Phase 3 trial proves unsuccessful
NEW YORK -- Dow Jones Newswires reported Forest Laboratories Inc. said its neramexane failed to produce statistically significant improvements in a Phase 3 trial studying the drug as a treatment for Alzheimer's disease.
In a press release, the drug maker said the six-month double-blind study of 415 outpatients weighed the safety and efficacy of neramexane combined with three widely-prescribed acetylcholinesterase inhibitors against results from treatment using the inhibitors alone.
Preliminary analysis showed patients taking neramexane didn’t see statistically different results to those on combined doses.

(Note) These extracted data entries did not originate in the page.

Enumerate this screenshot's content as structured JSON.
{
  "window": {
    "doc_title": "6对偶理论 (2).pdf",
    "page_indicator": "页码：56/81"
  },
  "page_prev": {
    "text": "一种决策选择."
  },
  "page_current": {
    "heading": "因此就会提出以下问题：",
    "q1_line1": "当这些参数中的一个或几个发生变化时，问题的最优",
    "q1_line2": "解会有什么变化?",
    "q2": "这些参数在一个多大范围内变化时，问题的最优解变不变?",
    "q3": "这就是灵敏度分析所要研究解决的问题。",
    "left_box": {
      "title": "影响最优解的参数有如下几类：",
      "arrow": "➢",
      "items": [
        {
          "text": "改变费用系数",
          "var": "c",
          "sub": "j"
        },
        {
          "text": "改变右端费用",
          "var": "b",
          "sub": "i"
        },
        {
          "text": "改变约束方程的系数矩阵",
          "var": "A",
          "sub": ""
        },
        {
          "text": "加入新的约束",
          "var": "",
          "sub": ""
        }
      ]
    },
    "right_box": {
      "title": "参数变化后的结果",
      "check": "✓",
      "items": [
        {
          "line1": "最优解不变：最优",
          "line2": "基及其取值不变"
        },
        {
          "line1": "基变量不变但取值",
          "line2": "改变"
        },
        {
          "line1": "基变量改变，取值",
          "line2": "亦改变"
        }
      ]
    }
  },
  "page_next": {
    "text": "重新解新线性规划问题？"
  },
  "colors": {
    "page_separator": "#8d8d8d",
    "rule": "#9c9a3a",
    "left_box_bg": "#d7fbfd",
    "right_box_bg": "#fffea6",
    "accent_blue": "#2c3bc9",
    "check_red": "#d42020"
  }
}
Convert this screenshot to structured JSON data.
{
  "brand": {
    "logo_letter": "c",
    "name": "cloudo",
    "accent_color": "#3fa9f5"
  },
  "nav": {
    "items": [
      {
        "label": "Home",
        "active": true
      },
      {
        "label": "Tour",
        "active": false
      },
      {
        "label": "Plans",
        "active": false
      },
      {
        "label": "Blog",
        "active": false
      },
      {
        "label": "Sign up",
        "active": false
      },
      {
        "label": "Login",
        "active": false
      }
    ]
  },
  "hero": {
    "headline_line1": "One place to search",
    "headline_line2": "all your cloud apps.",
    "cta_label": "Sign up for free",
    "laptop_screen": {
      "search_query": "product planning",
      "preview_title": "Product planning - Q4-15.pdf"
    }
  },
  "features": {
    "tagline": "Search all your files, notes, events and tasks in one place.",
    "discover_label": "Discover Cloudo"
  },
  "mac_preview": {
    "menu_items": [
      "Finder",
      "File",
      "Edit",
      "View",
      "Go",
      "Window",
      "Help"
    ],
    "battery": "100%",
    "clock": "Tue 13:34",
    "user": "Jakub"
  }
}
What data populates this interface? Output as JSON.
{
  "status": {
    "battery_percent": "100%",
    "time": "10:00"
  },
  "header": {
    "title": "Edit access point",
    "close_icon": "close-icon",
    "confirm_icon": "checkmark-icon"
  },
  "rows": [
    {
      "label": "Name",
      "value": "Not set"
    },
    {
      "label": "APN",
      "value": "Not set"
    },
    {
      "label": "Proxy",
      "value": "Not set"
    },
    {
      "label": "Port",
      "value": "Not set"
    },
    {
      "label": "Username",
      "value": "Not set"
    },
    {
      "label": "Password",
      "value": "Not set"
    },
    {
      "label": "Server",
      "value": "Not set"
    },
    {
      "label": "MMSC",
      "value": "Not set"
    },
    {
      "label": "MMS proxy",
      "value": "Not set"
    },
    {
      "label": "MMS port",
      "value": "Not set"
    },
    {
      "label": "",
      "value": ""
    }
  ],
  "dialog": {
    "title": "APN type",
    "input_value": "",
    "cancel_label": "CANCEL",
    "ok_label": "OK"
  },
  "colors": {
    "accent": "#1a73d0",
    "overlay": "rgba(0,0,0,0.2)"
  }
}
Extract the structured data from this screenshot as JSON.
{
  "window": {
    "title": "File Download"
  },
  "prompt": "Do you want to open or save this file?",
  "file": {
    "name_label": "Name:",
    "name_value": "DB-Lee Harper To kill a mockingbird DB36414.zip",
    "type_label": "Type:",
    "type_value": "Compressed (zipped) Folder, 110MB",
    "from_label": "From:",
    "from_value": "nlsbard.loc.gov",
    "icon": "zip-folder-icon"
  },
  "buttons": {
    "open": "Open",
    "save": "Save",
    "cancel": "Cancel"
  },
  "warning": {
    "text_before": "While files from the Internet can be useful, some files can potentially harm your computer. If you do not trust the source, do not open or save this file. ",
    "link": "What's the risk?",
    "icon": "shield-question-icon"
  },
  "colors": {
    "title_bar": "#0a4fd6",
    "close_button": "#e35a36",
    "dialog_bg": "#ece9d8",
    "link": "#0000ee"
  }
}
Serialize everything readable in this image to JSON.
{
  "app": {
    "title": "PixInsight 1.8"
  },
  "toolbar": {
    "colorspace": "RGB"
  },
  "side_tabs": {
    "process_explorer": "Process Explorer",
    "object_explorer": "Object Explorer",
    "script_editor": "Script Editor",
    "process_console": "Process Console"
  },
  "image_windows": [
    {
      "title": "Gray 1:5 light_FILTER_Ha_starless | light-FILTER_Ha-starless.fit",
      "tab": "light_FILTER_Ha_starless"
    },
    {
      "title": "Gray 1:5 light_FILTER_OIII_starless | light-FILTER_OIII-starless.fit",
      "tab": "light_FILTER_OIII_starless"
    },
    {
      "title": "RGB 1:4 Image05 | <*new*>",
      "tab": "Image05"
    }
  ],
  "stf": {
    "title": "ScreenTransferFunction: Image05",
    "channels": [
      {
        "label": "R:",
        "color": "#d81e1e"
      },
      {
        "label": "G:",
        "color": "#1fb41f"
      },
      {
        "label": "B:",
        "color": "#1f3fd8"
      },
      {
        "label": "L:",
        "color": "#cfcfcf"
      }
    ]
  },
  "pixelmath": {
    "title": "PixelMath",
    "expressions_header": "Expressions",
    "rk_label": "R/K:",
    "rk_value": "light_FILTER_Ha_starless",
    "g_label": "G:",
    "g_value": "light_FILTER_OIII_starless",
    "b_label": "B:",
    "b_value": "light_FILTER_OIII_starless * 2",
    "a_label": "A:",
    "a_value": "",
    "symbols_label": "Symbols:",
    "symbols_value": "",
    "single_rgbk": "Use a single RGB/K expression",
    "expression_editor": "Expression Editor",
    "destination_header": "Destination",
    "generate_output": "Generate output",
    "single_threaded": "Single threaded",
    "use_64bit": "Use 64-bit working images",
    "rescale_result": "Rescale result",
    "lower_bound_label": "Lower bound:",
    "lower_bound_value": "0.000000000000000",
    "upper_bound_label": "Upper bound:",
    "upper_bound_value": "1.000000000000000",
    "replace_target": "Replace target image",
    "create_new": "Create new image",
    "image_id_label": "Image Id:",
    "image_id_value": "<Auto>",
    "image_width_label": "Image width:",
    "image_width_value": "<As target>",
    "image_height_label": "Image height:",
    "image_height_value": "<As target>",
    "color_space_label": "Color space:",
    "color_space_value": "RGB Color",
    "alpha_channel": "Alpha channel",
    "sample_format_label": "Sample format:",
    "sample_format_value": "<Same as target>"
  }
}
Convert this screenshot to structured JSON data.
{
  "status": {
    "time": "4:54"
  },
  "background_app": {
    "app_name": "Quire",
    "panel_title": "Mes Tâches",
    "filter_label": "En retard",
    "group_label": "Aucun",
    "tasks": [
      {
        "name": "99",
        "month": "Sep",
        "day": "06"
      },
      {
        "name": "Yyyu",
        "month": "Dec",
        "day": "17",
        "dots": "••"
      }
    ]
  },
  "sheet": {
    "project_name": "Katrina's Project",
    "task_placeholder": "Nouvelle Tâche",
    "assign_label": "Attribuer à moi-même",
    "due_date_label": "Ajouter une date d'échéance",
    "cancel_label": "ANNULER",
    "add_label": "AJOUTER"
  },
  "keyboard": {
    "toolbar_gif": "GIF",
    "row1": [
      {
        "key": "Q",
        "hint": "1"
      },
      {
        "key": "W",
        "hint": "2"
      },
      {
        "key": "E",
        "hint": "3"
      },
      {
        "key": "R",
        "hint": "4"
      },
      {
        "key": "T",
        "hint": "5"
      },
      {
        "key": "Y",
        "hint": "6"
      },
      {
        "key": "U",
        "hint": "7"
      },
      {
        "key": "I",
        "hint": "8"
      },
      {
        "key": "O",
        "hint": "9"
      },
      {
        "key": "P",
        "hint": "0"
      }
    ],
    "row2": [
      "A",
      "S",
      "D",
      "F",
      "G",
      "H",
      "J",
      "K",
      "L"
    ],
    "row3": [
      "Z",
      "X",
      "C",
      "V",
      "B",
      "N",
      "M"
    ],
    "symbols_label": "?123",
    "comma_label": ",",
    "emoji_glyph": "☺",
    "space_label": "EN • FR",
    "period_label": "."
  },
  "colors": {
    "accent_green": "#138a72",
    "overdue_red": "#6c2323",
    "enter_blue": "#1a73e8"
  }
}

A particular measure of cognition and another of functionality were the primary endpoints of the study. The secondary endpoint - the clinician's interview-based impression of change plus caregiver input - failed to show statistical significance. Forest will analyze the data further in the coming months.
Neramexane is designed to block selectively the effects associated with abnormal transmission of glutamate, which has a role in the neural pathways associated with learning and memory, while allowing for normal cell function. The study didn’t identify any safety issues.
Forest is enrolling moderate-to-severe Alzheimer's patients in a second Phase 2/3 study comparing neramexane as a monotherapy with placebo treatment. It plans to continue developing the compound, collaborating with the drug's licensor, German specialty pharmaceutical maker Merz GmbH.